MDsquare is a new, Korean-sourced, telemedicine app powered and secured by blockchain technology. It will launch its TMED token sale next month (July, 2017). The service aims to connect patients to medical specialists anywhere in the world, with integrated translation services where required for English, Korean, Chinese, Vietnamese and Indonesian. More Asian languages will follow.
“When diagnoses are confined to the hospital, it’s inconvenient for the doctors and the patients. Doctors end up feeling stuck putting such long hours in at their office, and patients frequently break appointments because they can’t reach the clinic in time,” said Dr. Paul Oh. “With MDsquare, doctors and patients can be connected on their own terms.”
The MDsquare app
MDsquare is launching at a time when telemedicine is attracting attention. According to a 2017 study (by Grand View Research), the global telemedicine industry will have an expected market worth of $111B by 2025. (This study has predicted telemedicine will become particularly lucrative in the Asia Pacific region due to a booming IT industry, economic reforms and low operating costs.)
The MDsquare app works on both iOS and Android. Its promise is to provide patients with easy, affordable and secure access to doctors and specialists, no matter where they are. This presents three potential advantages:
- peace of mind for families traveling
- access for patients to consult with experts in rare diseases, without the added burden of travel
- a means to control the extremely high medical costs that apply in some countries.

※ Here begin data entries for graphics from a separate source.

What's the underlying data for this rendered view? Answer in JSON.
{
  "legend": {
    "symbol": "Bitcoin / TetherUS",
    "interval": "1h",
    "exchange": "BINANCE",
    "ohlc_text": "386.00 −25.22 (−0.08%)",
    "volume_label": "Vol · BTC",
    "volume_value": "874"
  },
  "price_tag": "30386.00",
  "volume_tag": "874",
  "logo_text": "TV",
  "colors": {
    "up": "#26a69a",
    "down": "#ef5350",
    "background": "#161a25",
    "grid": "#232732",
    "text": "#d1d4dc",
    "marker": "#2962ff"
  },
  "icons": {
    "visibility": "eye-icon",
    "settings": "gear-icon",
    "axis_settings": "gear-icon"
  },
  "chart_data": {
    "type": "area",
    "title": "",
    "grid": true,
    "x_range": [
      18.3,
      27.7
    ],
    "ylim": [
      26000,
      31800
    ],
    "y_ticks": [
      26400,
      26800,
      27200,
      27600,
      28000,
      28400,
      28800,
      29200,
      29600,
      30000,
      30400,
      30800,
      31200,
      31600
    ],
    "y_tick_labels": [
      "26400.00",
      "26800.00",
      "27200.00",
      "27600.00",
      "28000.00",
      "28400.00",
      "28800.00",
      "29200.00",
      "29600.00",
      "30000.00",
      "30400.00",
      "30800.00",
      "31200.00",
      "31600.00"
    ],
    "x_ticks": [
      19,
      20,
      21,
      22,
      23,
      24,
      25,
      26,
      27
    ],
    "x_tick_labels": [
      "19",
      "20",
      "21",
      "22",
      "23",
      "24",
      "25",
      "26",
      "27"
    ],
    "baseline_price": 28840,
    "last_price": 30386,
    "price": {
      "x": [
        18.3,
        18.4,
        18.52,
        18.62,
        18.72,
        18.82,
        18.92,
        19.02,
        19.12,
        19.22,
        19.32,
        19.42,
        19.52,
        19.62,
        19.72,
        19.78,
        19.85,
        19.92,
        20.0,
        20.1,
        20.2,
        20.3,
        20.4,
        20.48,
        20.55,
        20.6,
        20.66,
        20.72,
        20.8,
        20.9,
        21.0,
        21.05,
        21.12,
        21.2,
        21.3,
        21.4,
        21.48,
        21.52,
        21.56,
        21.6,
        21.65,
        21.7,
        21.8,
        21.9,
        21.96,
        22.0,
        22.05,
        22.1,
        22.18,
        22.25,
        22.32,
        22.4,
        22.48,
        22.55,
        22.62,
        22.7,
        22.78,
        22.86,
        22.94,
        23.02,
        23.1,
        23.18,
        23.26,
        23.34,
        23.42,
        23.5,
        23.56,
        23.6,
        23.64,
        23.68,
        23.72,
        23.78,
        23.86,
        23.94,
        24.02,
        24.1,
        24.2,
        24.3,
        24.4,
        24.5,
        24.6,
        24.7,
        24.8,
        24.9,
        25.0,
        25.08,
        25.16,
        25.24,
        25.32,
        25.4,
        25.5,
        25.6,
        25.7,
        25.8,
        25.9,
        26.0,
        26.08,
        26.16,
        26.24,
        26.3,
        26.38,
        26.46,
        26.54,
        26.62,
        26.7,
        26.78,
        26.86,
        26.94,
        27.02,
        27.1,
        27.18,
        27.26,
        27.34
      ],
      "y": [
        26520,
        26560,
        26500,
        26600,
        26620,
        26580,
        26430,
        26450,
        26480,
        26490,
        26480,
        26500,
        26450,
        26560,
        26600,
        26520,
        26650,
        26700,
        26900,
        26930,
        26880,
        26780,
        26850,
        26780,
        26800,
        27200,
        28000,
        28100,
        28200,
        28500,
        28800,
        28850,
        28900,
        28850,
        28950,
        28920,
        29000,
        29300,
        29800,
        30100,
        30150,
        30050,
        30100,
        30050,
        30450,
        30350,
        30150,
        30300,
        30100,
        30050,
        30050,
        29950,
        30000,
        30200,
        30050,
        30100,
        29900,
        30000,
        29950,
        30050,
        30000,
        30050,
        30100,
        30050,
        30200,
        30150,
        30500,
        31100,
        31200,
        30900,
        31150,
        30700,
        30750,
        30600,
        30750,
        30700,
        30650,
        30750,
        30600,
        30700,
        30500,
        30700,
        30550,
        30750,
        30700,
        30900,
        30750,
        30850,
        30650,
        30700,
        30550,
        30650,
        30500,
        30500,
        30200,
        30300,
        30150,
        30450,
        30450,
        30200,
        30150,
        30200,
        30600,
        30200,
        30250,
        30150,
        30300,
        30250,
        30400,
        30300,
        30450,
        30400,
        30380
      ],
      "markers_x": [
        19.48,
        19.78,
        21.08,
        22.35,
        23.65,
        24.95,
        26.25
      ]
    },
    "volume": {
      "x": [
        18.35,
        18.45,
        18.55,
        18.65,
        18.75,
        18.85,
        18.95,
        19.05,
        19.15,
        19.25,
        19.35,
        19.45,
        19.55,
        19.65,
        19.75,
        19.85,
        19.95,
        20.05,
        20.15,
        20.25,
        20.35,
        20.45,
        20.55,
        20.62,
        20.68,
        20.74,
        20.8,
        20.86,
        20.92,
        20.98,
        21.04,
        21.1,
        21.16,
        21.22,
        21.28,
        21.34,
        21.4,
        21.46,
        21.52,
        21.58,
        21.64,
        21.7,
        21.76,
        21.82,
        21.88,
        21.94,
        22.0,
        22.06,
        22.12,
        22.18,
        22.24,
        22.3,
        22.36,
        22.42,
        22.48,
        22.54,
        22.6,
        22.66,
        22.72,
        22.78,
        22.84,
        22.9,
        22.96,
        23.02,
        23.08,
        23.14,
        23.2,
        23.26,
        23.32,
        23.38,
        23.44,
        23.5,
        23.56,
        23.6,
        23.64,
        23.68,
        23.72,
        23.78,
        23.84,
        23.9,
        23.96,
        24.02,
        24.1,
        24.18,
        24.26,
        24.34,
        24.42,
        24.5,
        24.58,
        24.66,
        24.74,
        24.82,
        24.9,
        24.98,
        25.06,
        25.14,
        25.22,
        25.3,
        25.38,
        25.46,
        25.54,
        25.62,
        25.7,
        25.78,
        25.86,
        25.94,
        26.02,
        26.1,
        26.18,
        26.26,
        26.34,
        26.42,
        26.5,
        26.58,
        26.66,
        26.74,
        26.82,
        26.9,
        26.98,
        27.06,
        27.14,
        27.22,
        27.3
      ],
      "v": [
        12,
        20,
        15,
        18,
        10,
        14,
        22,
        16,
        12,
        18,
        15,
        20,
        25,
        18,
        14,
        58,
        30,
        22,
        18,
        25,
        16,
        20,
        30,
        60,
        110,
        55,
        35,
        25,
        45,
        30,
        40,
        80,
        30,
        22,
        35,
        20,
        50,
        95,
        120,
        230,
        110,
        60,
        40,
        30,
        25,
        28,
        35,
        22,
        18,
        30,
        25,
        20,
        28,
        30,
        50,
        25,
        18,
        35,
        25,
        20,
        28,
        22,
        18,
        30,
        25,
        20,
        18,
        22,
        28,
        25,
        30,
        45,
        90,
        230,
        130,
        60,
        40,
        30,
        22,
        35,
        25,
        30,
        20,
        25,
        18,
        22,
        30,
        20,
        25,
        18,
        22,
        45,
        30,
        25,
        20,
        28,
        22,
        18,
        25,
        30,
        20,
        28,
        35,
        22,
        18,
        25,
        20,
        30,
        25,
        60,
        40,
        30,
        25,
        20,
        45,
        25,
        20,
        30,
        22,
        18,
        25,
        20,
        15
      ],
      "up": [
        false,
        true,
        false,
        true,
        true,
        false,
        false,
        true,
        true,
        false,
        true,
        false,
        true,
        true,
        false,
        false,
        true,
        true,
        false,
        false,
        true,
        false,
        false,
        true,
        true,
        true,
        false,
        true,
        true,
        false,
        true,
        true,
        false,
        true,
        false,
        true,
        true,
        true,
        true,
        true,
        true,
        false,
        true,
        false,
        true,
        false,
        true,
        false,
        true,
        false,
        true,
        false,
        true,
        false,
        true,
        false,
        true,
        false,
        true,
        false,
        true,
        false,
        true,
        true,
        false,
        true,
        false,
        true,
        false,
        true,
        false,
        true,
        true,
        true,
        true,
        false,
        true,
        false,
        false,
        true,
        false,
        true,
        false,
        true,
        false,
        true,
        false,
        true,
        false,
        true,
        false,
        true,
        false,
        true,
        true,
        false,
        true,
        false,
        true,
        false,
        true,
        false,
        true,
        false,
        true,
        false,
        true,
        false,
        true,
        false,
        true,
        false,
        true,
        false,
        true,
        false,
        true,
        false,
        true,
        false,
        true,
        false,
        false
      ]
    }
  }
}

Built on the Ethereum platform, MDsquare uses smart contracts. These enable patients to make one payment which automatically pays out to all who are involved in a consultation or treatment, for example:
- caregivers
- support staff
- the physician(s)
- interpreters (when necessary).
If the physician requests lifestyle data, say from a fitness wearable, the IoT device manufacturer makes this sharable. Furthermore, being on a blockchain enables the sharing of encrypted medical files – and, optionally, the patient can sell anonymize medical data directly to medical research companies.
TMED tokens
The TMED tokens for sales in July will become available on cryptocurrency exchanges. But to protect patients and doctors against the fluctuations of the volatile crypto marketplace, all payments for MDsquare services will be made with MD Points (MDP), a secondary non-crypto token which will be purchasable for a set US$ rate from the MDsquare website or via the MDSquare app. Customers will be able to:
- purchase MDP with fiat currency or TMED
- exchange it for TMED at the going rate.
Enterprise Times: what does this mean
Telemedicine is taking hold in the US, where there are not only punitively high health care costs but large numbers of Asians living there.
Yet research into the viability of telemedicine services, while ongoing, has yet to confirm initially promising results. The dilemma for patients will be deciding whether telemedicine is appropriate for their specific health problem(s). Its attraction, in the US especially, may derive from monetary considerations combined with the desire to obtain second opinions at reasonable cost, especially in the case of rare conditions.
The competition is ‘travel medicine’ – where patients visit a different country (like India) for specific operations or consultation. The advantage this has is personal contact. For those in Europe who think this fanciful, Enterprise Times talked with one doctor in Cyprus who told of a UK patent who visited the island for a week’s holiday in the sun each year plus have a full set of annual tests and x-rays for less than the private consultation cost in the UK, and whenever she chose.
All the above said, it would seem MDsquare’s use of blockchain has less to do with ‘medical function’ and more to do with financial practicality (for both the company and for patients). The use of token runs the risk of introducing a different uncertainty.